5. Don’t have enough students for a recital? No problem! Invite other local teachers to either bring students or to invite your students onto their recitals. Networking is gold.

6. The After-Party: in my own current teaching situation at a local university, the venue we use for a Suzuki Group Concerts allows for a little reception afterwards. We simply ask parents to bring a few treats to share if they can, and it as great time for parents and students to celebrate and bond with each other. Because our solo recital venue has a strict no-food policy, we celebrate by inviting all the soloists up on the stage at the end of each program for one more round of applause and a group photo op.

7. Seating Advice to First Time Recitalists: sit in or near the front row, for the best view and shortest walk to the stage!

8. Piece Selection: In my studio, students commit to the piece they are preparing for each recital at least six weeks in advance. Advanced students may even choose their pieces six months in advance. Kids lead busy lives and I find we need to plan ahead to get everything thoroughly prepared.

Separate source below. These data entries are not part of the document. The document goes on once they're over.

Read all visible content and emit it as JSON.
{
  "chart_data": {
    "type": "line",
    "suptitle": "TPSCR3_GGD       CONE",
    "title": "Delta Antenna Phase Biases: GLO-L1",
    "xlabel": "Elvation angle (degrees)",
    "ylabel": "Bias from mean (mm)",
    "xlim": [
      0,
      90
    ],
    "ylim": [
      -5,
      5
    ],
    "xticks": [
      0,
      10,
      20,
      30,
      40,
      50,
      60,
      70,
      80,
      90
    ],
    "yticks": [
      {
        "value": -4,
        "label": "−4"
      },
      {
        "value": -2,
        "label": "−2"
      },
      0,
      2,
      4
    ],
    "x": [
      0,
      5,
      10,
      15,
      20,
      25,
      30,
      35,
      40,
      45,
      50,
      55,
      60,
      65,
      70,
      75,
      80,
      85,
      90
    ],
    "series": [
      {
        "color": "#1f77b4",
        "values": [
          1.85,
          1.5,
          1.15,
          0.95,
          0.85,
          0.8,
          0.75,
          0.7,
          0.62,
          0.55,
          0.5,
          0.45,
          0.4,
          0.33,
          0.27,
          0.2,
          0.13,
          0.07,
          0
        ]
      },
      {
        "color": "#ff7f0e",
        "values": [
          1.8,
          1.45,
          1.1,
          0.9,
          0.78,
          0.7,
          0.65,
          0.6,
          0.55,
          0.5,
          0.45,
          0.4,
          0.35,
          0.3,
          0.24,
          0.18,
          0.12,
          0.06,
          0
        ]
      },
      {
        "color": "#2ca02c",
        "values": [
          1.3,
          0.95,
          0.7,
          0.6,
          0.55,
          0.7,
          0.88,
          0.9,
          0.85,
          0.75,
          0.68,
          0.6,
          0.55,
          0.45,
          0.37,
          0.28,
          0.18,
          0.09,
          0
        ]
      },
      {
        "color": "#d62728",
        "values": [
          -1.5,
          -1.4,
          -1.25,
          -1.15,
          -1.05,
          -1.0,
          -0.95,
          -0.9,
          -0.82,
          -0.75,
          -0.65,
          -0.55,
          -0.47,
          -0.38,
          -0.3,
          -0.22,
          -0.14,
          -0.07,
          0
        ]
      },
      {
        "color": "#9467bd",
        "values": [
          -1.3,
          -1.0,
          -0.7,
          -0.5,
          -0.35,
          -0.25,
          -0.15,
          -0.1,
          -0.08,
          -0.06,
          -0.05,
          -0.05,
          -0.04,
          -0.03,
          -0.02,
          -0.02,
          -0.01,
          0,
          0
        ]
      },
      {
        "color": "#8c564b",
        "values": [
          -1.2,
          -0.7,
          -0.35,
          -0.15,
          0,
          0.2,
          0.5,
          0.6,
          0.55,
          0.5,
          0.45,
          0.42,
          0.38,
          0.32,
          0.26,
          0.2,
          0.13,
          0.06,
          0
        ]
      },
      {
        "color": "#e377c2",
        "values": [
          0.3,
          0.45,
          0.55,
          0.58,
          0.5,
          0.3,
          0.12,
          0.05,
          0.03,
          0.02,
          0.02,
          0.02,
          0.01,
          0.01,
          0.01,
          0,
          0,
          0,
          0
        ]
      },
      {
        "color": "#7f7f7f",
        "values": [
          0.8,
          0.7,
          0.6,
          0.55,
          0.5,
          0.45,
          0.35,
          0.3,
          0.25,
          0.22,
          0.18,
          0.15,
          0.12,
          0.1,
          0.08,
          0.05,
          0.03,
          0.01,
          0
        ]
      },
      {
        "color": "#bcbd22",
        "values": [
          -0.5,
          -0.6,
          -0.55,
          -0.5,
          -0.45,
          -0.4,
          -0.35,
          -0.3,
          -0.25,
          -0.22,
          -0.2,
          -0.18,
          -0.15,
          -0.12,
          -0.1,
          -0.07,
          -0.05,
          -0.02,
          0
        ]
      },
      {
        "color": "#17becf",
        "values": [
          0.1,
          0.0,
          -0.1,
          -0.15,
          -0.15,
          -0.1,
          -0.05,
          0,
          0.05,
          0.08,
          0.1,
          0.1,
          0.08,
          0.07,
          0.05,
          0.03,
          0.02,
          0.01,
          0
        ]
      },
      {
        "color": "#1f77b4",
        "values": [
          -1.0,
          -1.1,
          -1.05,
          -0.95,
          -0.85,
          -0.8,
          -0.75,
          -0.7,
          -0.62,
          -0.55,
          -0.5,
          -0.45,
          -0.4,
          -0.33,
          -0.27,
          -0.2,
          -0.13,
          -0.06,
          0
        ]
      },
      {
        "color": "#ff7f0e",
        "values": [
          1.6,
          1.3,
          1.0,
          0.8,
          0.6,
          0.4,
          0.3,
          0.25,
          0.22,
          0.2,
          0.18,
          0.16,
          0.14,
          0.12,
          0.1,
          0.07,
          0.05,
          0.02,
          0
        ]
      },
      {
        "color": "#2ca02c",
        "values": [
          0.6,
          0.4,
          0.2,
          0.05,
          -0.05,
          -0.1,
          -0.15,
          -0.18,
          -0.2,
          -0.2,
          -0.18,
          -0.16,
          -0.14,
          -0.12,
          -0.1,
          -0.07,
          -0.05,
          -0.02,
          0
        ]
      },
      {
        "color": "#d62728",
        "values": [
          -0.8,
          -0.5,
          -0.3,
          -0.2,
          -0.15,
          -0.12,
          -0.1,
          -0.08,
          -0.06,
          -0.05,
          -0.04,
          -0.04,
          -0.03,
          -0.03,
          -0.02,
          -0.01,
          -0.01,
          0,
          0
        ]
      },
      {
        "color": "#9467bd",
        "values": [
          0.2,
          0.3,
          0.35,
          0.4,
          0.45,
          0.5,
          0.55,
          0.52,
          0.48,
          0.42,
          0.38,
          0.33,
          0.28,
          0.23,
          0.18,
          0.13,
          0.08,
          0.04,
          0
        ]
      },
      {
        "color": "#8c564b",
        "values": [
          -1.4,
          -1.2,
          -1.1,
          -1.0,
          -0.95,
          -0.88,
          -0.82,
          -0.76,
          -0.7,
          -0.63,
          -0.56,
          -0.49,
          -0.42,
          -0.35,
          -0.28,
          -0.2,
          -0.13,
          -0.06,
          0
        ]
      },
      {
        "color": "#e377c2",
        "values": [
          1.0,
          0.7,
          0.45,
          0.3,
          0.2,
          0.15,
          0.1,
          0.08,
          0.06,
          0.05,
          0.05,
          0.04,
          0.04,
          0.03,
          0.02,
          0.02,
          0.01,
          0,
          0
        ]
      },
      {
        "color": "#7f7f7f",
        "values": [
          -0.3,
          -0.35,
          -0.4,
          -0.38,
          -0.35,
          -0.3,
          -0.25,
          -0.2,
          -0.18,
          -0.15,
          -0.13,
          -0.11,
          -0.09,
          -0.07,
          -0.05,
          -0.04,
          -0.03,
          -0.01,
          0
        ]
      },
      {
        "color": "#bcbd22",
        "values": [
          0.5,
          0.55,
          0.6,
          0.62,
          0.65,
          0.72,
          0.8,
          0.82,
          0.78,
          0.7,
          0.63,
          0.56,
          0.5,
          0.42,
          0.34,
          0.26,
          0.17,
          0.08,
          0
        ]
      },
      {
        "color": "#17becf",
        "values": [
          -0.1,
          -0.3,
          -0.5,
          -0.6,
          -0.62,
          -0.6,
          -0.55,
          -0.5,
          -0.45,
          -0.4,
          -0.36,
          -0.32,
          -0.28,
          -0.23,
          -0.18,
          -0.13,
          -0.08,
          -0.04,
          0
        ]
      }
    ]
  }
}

9. Dress Code? I tell my students “Clean & Decent,” but do point out that the outfit needs allow for the comfortable playing of their instrument. So, for violinist, I warn the girls about the challenges some jewelry, neck-lines, buttons, high-heels and hair-styles might present, and I advise the boys to only play in a suit and tie if they have tried it at home first.

10. Stage Presence: The father of one of former students, who is now a music major at Oberlin College, once told me that the thing he appreciated me teaching his son the most was teaching him how to take a bow on stage. To open each of my recitals, I make the same announcement. After the usual welcome and request to silence cell phones, I remind everyone that we are a friendly crowd who loves to clap! I state our rule that not only will everyone clap every performer onto and off the stage, but that we will keep clapping until the performer acknowledges the applause with a proper bow. This little piece of recital etiquette is worth the few minutes it takes in lesson to prepare the student how to walk and bow while carrying a violin, bow and, possibly, sheet music. We also practice how we will re-check their tuning once on stage, how to stand in the correct orientation to the audience, and exactly how they are going to cue or start their piece. All this practice about what happens immediate before a student plays is like taking out a Positive Recital Experience insurance policy.